I'll PM you at home …

Bill


----------



## Lux Low (Feb 18, 2015)

I Have  a Sterling that has similar Construction and crank, although it did not come with a badge but came from a knowledgeable collector. You may want to Note Sterling and Build like a watch to your research as i will be Now Investigating Lynd.Hurst


----------



## rustjunkie (Feb 18, 2015)

Can we see a shot under the fork plz, Mike?


----------



## corbettclassics (Feb 22, 2015)

Mike brought the bike over to my house and I put a set of wheels on it for him.

Here's what the bike looks like with wheels and sort of mocked up. Awesome!!

corbettclassics


----------



## hoofhearted (Feb 22, 2015)

*So Beautiful .......  !!!*

........  patric









===================
===================


----------



## mike cates (Feb 22, 2015)

Per rustjunkie's request, here's a shot from under the fork as requested. Click on photo for enlarged view.


----------



## mike cates (Feb 24, 2015)

Here is a business card of Harry Park Trick Cyclist of the Henry Sears Co. showing them as "sole agents for the LYNDHURST". Was there a connection between Harry Park and LYNDHURST? Does anyone have more information on the Henry Sears Co.?


----------



## Wheeled Relics (Feb 24, 2015)

Mike got your msg, in a bad reception spot. 

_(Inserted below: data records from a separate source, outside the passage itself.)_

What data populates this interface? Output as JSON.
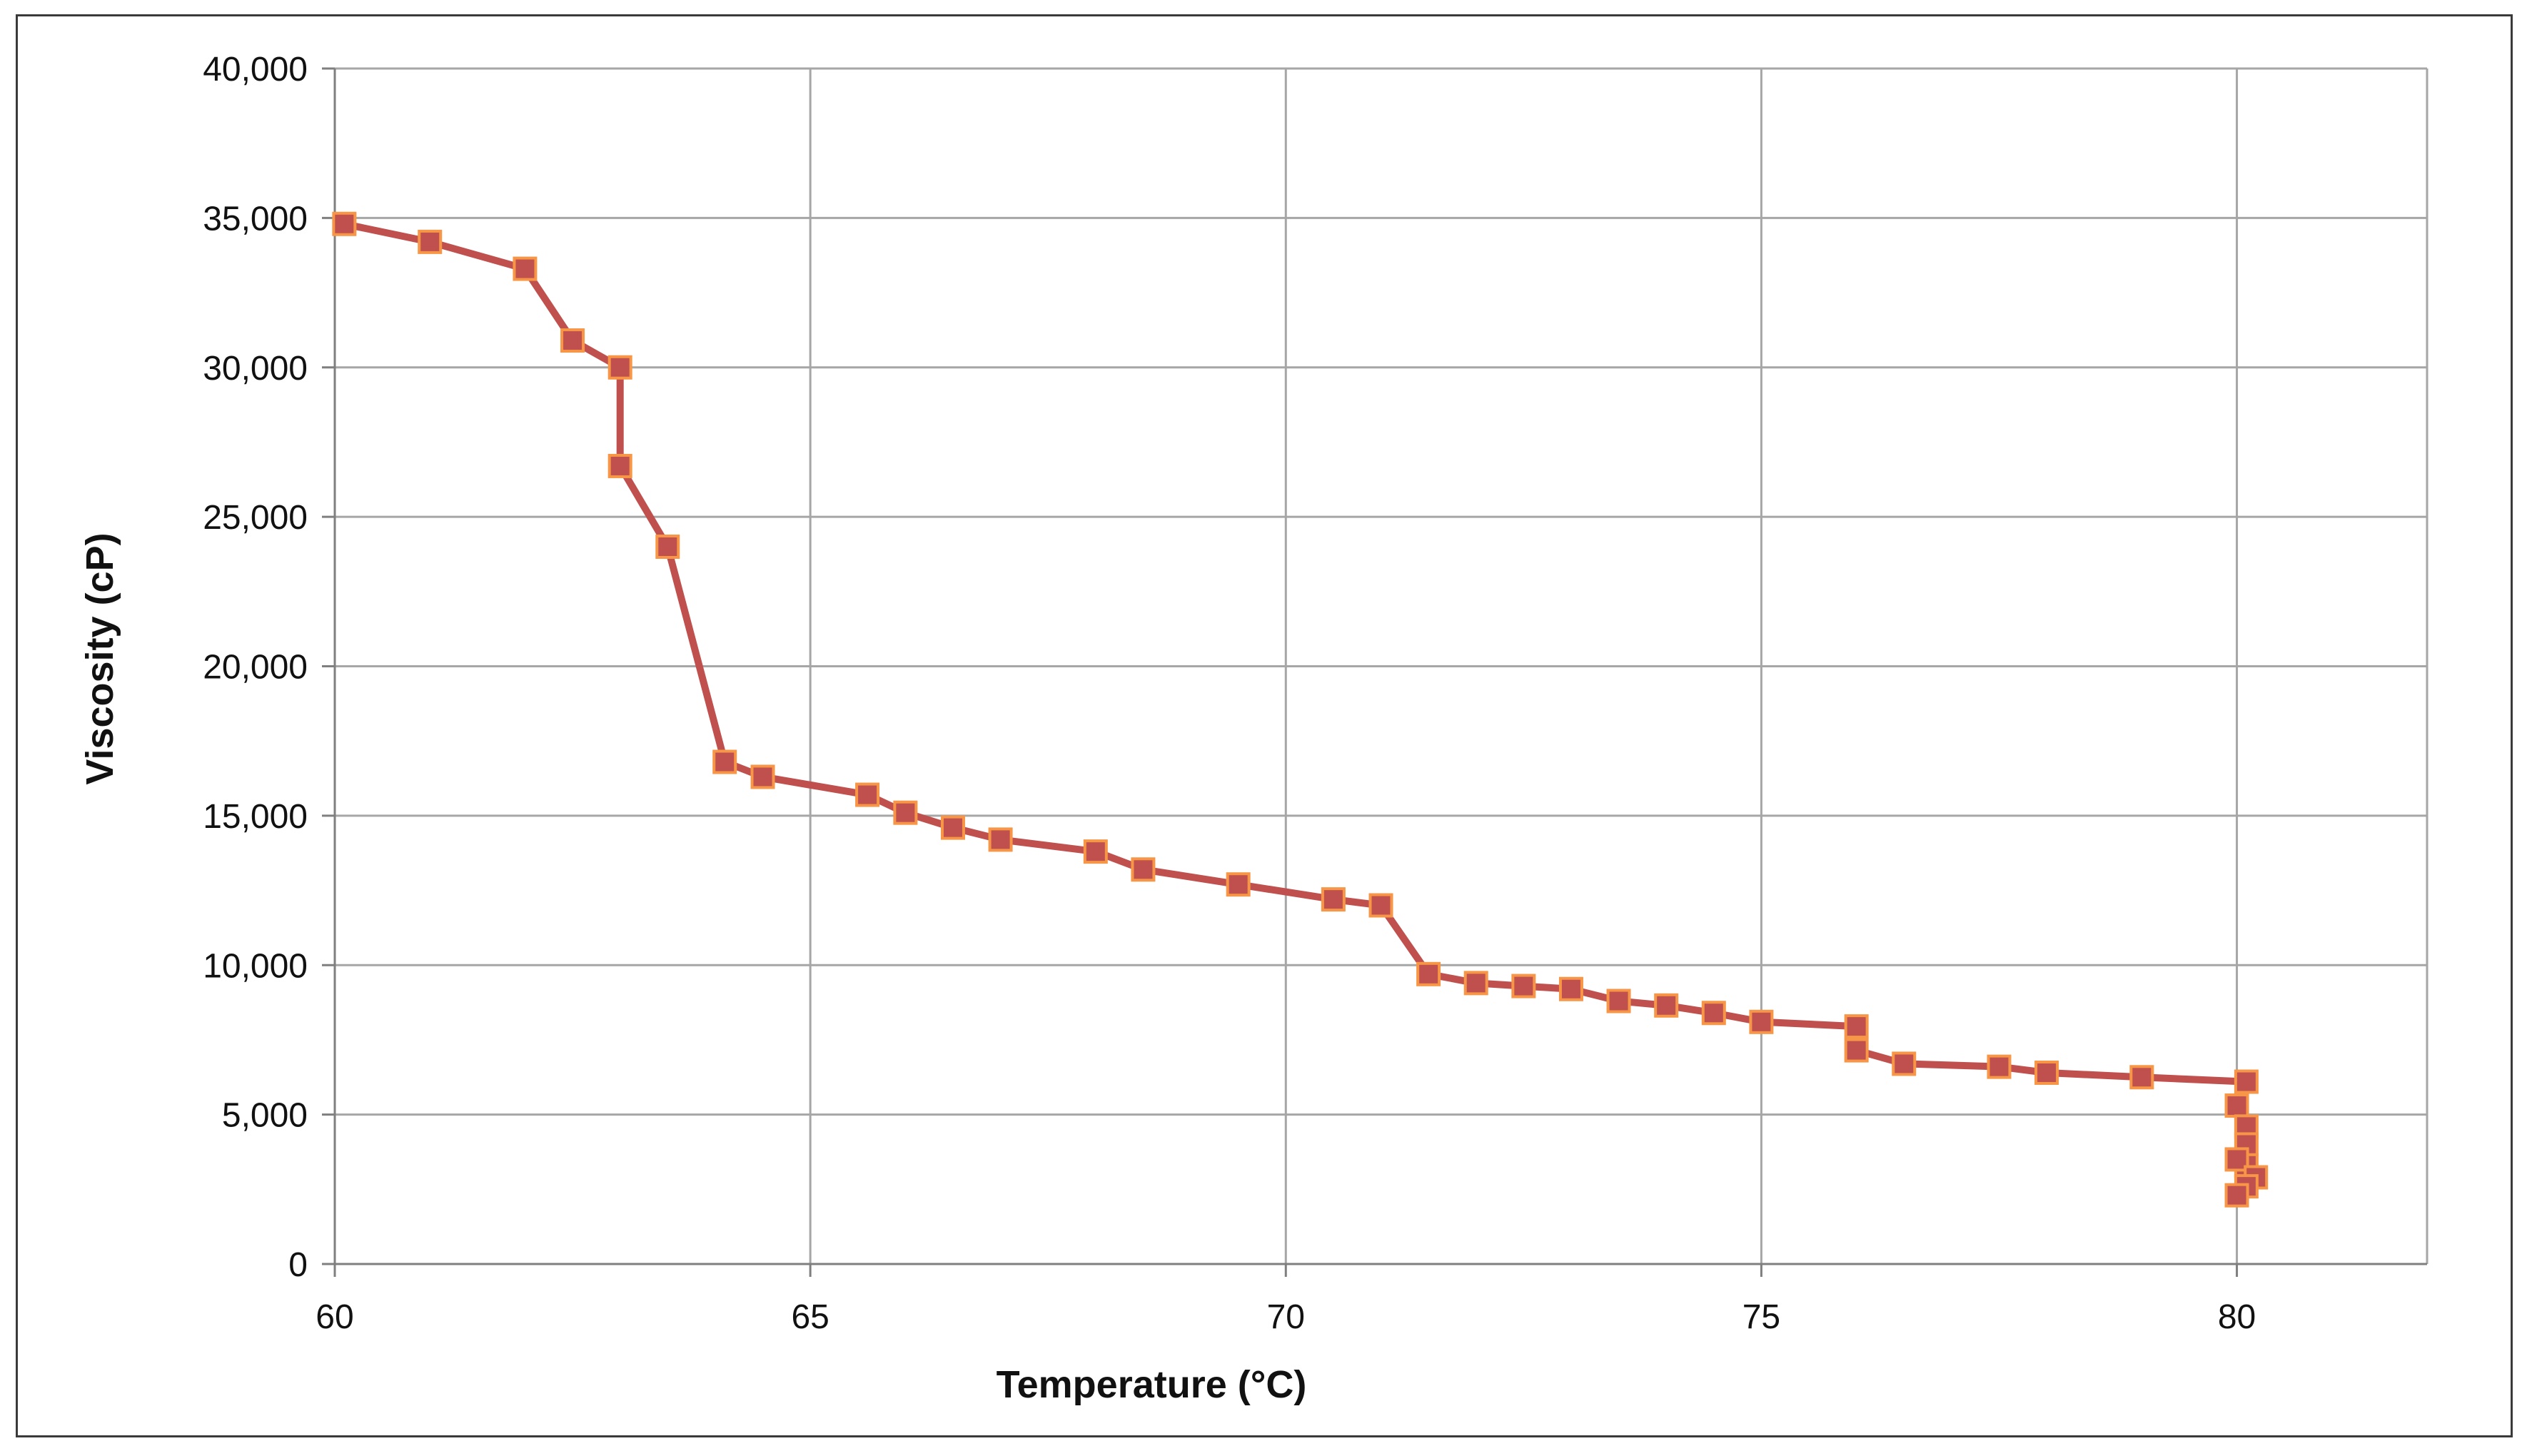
{
  "chart_data": {
    "type": "line",
    "title": "",
    "xlabel": "Temperature (°C)",
    "ylabel": "Viscosity  (cP)",
    "xlim": [
      60,
      82
    ],
    "ylim": [
      0,
      40000
    ],
    "x_ticks": [
      60,
      65,
      70,
      75,
      80
    ],
    "x_tick_labels": [
      "60",
      "65",
      "70",
      "75",
      "80"
    ],
    "y_ticks": [
      0,
      5000,
      10000,
      15000,
      20000,
      25000,
      30000,
      35000,
      40000
    ],
    "y_tick_labels": [
      "0",
      "5,000",
      "10,000",
      "15,000",
      "20,000",
      "25,000",
      "30,000",
      "35,000",
      "40,000"
    ],
    "grid": true,
    "legend": "none",
    "colors": {
      "line": "#c0504d",
      "marker_fill": "#c0504d",
      "marker_edge": "#f79646",
      "grid": "#a6a6a6",
      "axis": "#7f7f7f"
    },
    "series": [
      {
        "x": [
          60.1,
          61.0,
          62.0,
          62.5,
          63.0,
          63.0,
          63.5,
          64.1,
          64.5,
          65.6,
          66.0,
          66.5,
          67.0,
          68.0,
          68.5,
          69.5,
          70.5,
          71.0,
          71.5,
          72.0,
          72.5,
          73.0,
          73.5,
          74.0,
          74.5,
          75.0,
          76.0,
          76.0,
          76.5,
          77.5,
          78.0,
          79.0,
          80.1,
          80.0,
          80.1,
          80.1,
          80.1,
          80.0,
          80.2,
          80.1,
          80.0
        ],
        "y": [
          34800,
          34200,
          33300,
          30900,
          30000,
          26700,
          24000,
          16800,
          16300,
          15700,
          15100,
          14600,
          14200,
          13800,
          13200,
          12700,
          12200,
          12000,
          9700,
          9400,
          9300,
          9200,
          8800,
          8650,
          8400,
          8100,
          7950,
          7150,
          6700,
          6600,
          6400,
          6250,
          6100,
          5300,
          4600,
          4000,
          3300,
          3500,
          2900,
          2600,
          2300
        ]
      }
    ]
  }
}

From what I understand Henry Sears started his company in Chicago around the end of the Civil War. In 1883 it became Henry Sears and Son.

Here is another literary reference connecting Harry Park to the Henry Sears Co. 

https://archive.org/stream/bearings71893cycl#page/n379/mode/1up

"Bearings" Magazine 1893


----------



## mike cates (Feb 26, 2015)

Here is an ad from a 1896 Cosmopolitan magazine for The LYNDHURST. If anyone else has seen literature on LYNDHURST bicycles or pictures of bicycle racers aboard a LYNDHURST please post to this thread. Thanks, Mike Cates


----------